ちなみに、最後に乳幼児用の紙おむつがメディアで大きく話題になったのは、意外と最近のことで平成27年。わずか3年少々前になぜ?と疑問に思うと、なんてことはない、中国人による爆買い、買い占めの話題。そう、じつはメディアで頻繁に回顧されるバブル期よりも、ほんの数年前のこういうのの方が「あったなあ」感は強い。
紙おむつほど霊園と真対照(造語)ではないけれど、近いところで対照的なのが結婚式場。冠婚葬祭の仲間でもある。こちらのCMも近年はとんと見かけなくなった。それはそうだろう。そもそも結婚式場を運営していた会社が葬儀場にシフトしている。
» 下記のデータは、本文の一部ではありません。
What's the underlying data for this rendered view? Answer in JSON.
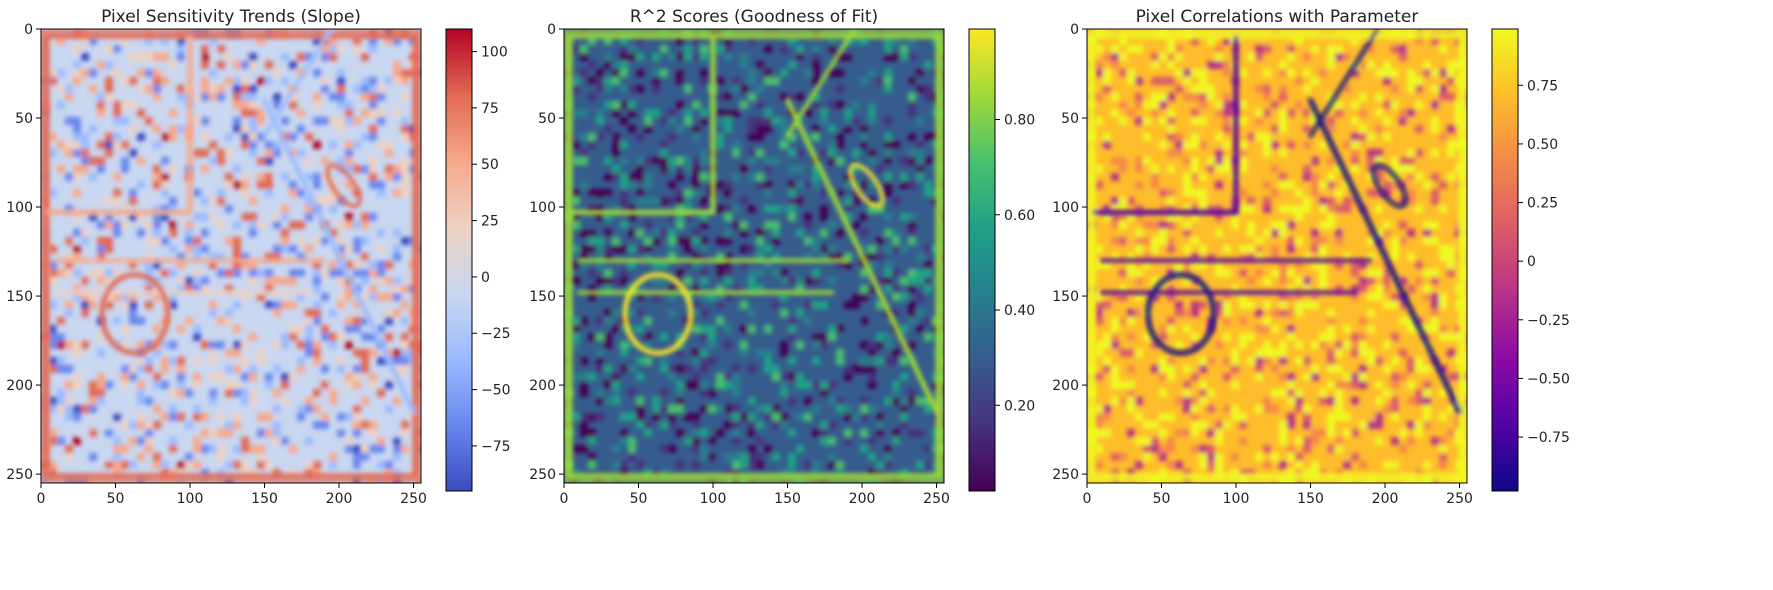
{
  "chart_data": [
    {
      "type": "heatmap",
      "title": "Pixel Sensitivity Trends (Slope)",
      "colormap": "coolwarm",
      "xlim": [
        0,
        255
      ],
      "ylim": [
        255,
        0
      ],
      "xticks": [
        0,
        50,
        100,
        150,
        200,
        250
      ],
      "yticks": [
        0,
        50,
        100,
        150,
        200,
        250
      ],
      "colorbar": {
        "min": -95,
        "max": 110,
        "ticks": [
          -75,
          -50,
          -25,
          0,
          25,
          50,
          75,
          100
        ]
      },
      "features": {
        "frame_value": 80,
        "background_value": 5,
        "rect_lines": [
          {
            "x": [
              5,
              100
            ],
            "y": 103,
            "v": 50
          },
          {
            "x": 100,
            "y": [
              5,
              103
            ],
            "v": 45
          }
        ],
        "ring": {
          "cx": 63,
          "cy": 160,
          "r": 22,
          "v": 70
        },
        "diagonal": {
          "from": [
            150,
            40
          ],
          "to": [
            250,
            215
          ],
          "v": -45
        },
        "hlines": [
          {
            "x": [
              10,
              190
            ],
            "y": 130,
            "v": 45
          },
          {
            "x": [
              10,
              180
            ],
            "y": 148,
            "v": 35
          }
        ]
      }
    },
    {
      "type": "heatmap",
      "title": "R^2 Scores (Goodness of Fit)",
      "colormap": "viridis",
      "xlim": [
        0,
        255
      ],
      "ylim": [
        255,
        0
      ],
      "xticks": [
        0,
        50,
        100,
        150,
        200,
        250
      ],
      "yticks": [
        0,
        50,
        100,
        150,
        200,
        250
      ],
      "colorbar": {
        "min": 0.02,
        "max": 0.99,
        "ticks": [
          0.2,
          0.4,
          0.6,
          0.8
        ]
      },
      "features": {
        "frame_value": 0.9,
        "background_value": 0.3,
        "rect_lines": [
          {
            "x": [
              5,
              100
            ],
            "y": 103,
            "v": 0.9
          },
          {
            "x": 100,
            "y": [
              5,
              103
            ],
            "v": 0.9
          }
        ],
        "ring": {
          "cx": 63,
          "cy": 160,
          "r": 22,
          "v": 0.95
        },
        "diagonal": {
          "from": [
            150,
            40
          ],
          "to": [
            250,
            215
          ],
          "v": 0.9
        },
        "hlines": [
          {
            "x": [
              10,
              190
            ],
            "y": 130,
            "v": 0.9
          },
          {
            "x": [
              10,
              180
            ],
            "y": 148,
            "v": 0.85
          }
        ]
      }
    },
    {
      "type": "heatmap",
      "title": "Pixel Correlations with Parameter",
      "colormap": "plasma",
      "xlim": [
        0,
        255
      ],
      "ylim": [
        255,
        0
      ],
      "xticks": [
        0,
        50,
        100,
        150,
        200,
        250
      ],
      "yticks": [
        0,
        50,
        100,
        150,
        200,
        250
      ],
      "colorbar": {
        "min": -0.98,
        "max": 0.99,
        "ticks": [
          -0.75,
          -0.5,
          -0.25,
          0.0,
          0.25,
          0.5,
          0.75
        ]
      },
      "features": {
        "frame_value": 0.9,
        "background_value": 0.7,
        "rect_lines": [
          {
            "x": [
              5,
              100
            ],
            "y": 103,
            "v": -0.8
          },
          {
            "x": 100,
            "y": [
              5,
              103
            ],
            "v": -0.8
          }
        ],
        "ring": {
          "cx": 63,
          "cy": 160,
          "r": 22,
          "v": -0.85
        },
        "diagonal": {
          "from": [
            150,
            40
          ],
          "to": [
            250,
            215
          ],
          "v": -0.85
        },
        "hlines": [
          {
            "x": [
              10,
              190
            ],
            "y": 130,
            "v": -0.7
          },
          {
            "x": [
              10,
              180
            ],
            "y": 148,
            "v": -0.75
          }
        ]
      }
    }
  ]
}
こうしてみると平成の間に日本という国が大きく変わったことが改めて実感できる。「もはや日本は先進国ではない、発展途上国だ」なんて言う人がいるけれど、それは違う。だって発展途上国というのは、これから発展していく国なわけで、日本は客観的には間違いなく衰退期にある。あえて言うなら発展完遂国ってところか。
ただ衰退から今流行のRe- bornという流れもなくはないわけで、衰退が衰退にとどまるのか衰亡になるのか、まさにいまがその分岐点なのだろう。日本の夏は間違いなく終わった。